Previous work [1] has demonstrated the idea of correcting meshes post-hoc via 2D rasterised views. We address its two main limitations. Firstly, we deal with the issue of overly smooth predictions. We propose some architecture and training changes: we add skip connections from the encoder to the decoder in our CNN, which are known to help in localising edges in predictions; we propose a loss-weighting method that penalises incorrect predictions more the closer

they are to an edge. Secondly, predictions on nearby views are not always consistent, i.e. when applying the predicted corrections the geometry of the scene is not always the same. To improve consistency, we employ a view synthesis based loss, and show that this also improves the performance of the network. An illustration of this idea is shown in Figure 1. Our contributions are as follows: Error correction: We propose a CNN model that is able to correct 2D views of a dense 3D reconstruction. We propose a novel weighting mechanism to improve performance around edges in the prediction. We evaluate it against existing work and show that we outperform it, especially when images are from multiple viewpoints. Geometric consistency: We adapt the photometric consistency loss that features in related tasks such as depth-from-mono [2] to the task of correcting reconstructions. This is a novel use of the loss, which has thus far only been employed on RGB images. We leverage the existing reconstruction to compute occlusion masks, and thus exclude from the loss areas where geometric consistency is impossible. We show that this use of geometric consistency as an auxiliary loss further improves our model.

II. RELATED WORK

Several systems for building 3D reconstructions have been proposed, such as BOR2G [3] or KinectFusion [4]. Our approach is to correct the output of such a system by looking at the meshes it builds. As we operate on inverse-depth images, our work is similar to depth refinement. Below, we review some of the literature on that topic, as well as some other methods that our system draws inspiration from.

Learnt depth refinement and completion: Some methods for learning depth map refinement and completion have been recently proposed. [5], [6] propose CNN model for solving the KITTI Depth Completion Challenge, where sparse depth maps produced from laser data are densified. [7] use normalised convolutions [8] to predict dense depth maps that have been sparsely sampled. These methods all rely on having some sort of high-quality, usually laser, depth information (albeit sparse) at run-time, and are only designed to fill in the missing data. In contrast, we only require high-quality data during training, and our method aims to refine depth from a low-quality mesh in a more general sense – both filling in blanks, as well as refining existing surfaces.
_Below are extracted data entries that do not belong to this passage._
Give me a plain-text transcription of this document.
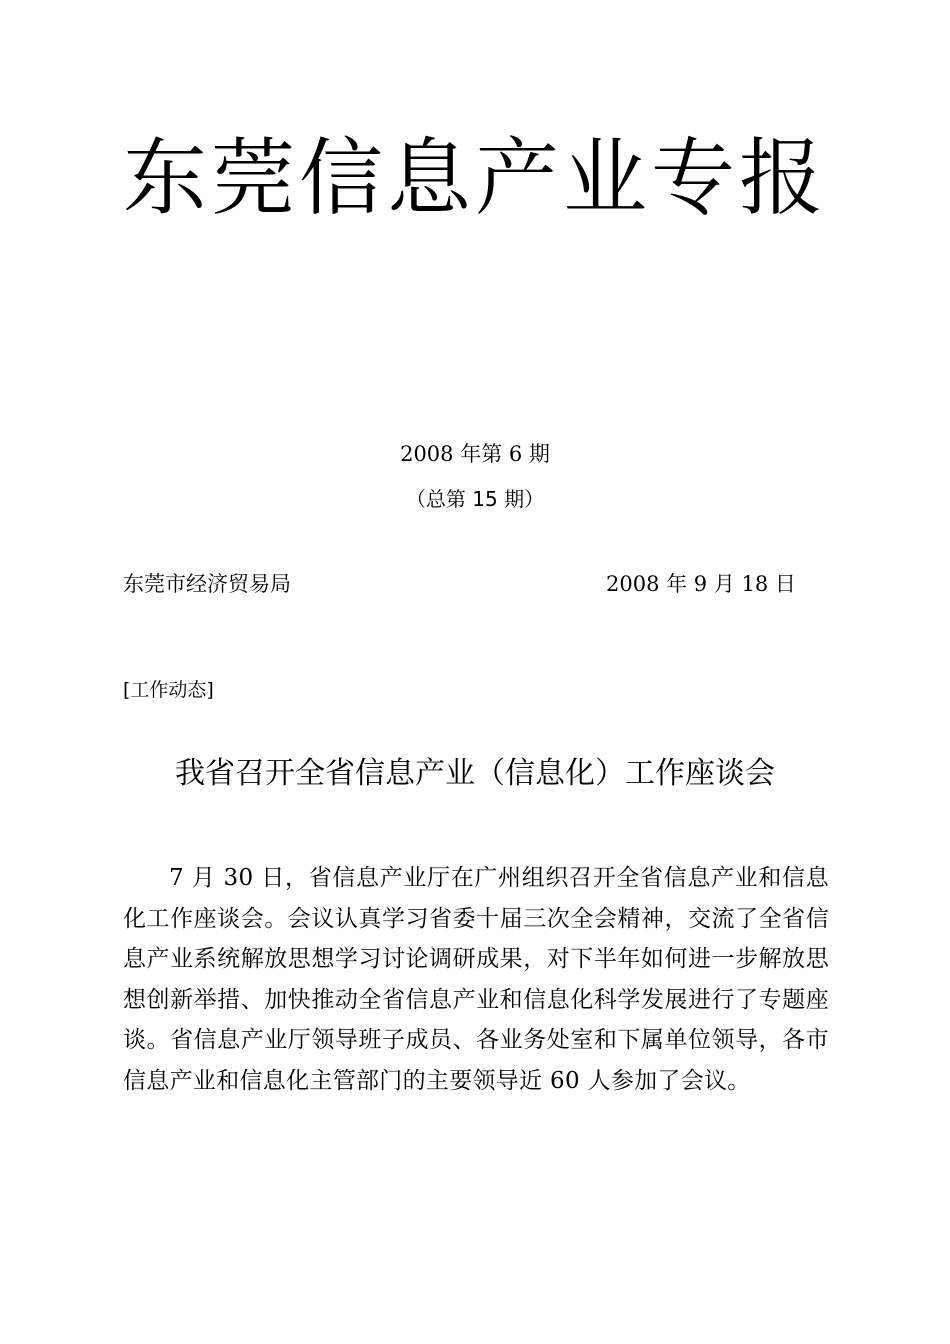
东莞信息产业专报
2008 年第 6 期
（总第 15 期）
东莞市经济贸易局	2008 年 9 月 18 日
[工作动态]
我省召开全省信息产业（信息化）工作座谈会

7 月 30 日，省信息产业厅在广州组织召开全省信息产业和信息化工作座谈会。会议认真学习省委十届三次全会精神，交流了全省信息产业系统解放思想学习讨论调研成果，对下半年如何进一步解放思想创新举措、加快推动全省信息产业和信息化科学发展进行了专题座谈。省信息产业厅领导班子成员、各业务处室和下属单位领导，各市信息产业和信息化主管部门的主要领导近 60 人参加了会议。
A few other methods more closely related in spirit to ours aim to learn depth refinement using meshes as reference. [9] use dictionary learning to model the statistical relationships between raw RGB-D images, and high-quality depth data obtained by fusing multiple depth maps with KinectFusion [4]. Two other recent works use fused RGB-D reconstruction to obtain high-quality reference data and train CNNs to enhance depth. [10] uses a colour image to predict normals and occlusion boundaries, supervised by the 3D reconstruction, and then formulates an optimisation problem to fill in holes in an aligned depth image. [11] introduce a 4000-image dataset of raw/clean depth image pairs, and train a CNN to enhance raw depth maps. Furthermore, they show that 3D

Fig. 2. Example mesh features. We fly a camera through an existing mesh and at each location produce mesh features. During training, inverse-depth images of a high-quality mesh are available, and our model learns a mapping from the mesh features pictured above to the high-quality inverse-depth. We refer the reader to [1] for an analysis of the relative usefulness of mesh features.
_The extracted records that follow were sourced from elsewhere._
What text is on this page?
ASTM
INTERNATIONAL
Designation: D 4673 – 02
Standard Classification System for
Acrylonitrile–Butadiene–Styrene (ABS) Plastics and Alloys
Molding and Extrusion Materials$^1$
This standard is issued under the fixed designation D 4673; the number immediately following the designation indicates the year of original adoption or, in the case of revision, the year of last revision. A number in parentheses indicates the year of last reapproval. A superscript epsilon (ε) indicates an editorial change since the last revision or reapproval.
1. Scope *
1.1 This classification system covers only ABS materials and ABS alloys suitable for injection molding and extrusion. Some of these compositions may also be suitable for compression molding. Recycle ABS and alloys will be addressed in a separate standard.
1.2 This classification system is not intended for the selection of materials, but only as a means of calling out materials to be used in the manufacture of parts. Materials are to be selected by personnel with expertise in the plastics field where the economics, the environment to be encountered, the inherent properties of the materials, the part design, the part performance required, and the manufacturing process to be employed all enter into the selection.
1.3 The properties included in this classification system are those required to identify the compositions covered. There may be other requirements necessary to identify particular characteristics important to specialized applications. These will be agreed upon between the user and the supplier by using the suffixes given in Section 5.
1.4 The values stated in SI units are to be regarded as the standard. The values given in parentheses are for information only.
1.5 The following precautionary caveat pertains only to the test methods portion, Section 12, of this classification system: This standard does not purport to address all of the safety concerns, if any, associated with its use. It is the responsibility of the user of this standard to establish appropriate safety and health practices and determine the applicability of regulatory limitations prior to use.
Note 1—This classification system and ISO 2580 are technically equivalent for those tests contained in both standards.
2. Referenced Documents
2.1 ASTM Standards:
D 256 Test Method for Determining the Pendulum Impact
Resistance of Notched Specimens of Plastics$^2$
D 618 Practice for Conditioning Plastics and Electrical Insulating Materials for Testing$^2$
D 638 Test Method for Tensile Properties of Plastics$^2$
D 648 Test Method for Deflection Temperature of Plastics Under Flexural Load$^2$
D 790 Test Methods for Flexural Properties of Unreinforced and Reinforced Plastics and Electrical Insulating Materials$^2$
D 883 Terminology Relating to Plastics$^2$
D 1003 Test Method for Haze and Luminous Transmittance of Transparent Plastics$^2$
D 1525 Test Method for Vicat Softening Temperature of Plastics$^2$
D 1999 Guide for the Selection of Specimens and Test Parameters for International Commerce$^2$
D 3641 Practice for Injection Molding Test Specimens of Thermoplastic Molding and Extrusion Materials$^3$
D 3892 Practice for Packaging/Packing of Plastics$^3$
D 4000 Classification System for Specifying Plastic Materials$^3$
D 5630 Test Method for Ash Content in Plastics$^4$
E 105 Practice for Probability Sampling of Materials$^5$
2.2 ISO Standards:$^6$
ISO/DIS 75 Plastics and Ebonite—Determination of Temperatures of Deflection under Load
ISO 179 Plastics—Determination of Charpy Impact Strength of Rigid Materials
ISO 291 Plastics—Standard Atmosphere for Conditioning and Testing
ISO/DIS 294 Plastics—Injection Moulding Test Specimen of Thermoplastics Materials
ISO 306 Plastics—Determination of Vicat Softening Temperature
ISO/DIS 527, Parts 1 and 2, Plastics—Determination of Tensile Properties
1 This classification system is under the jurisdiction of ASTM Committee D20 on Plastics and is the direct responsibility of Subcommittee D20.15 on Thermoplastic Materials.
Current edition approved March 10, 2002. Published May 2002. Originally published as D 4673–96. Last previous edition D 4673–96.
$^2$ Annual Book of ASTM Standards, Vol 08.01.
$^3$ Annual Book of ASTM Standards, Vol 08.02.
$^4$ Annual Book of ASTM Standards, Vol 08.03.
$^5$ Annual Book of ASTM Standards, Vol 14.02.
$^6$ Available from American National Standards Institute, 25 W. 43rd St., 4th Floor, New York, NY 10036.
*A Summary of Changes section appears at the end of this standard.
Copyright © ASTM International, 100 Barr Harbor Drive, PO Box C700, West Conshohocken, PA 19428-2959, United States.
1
reconstructions can be obtained with fewer data and quicker when using their depth-enhancing network. These methods all rely on live colour images to guide the refinement or completion of live depth. That means that only limited data is available for training. In contrast, our purely mesh-based formulation allows us to extract many more training pairs from any viewpoint, removing any viewpoint-specific bias that might otherwise surface while learning.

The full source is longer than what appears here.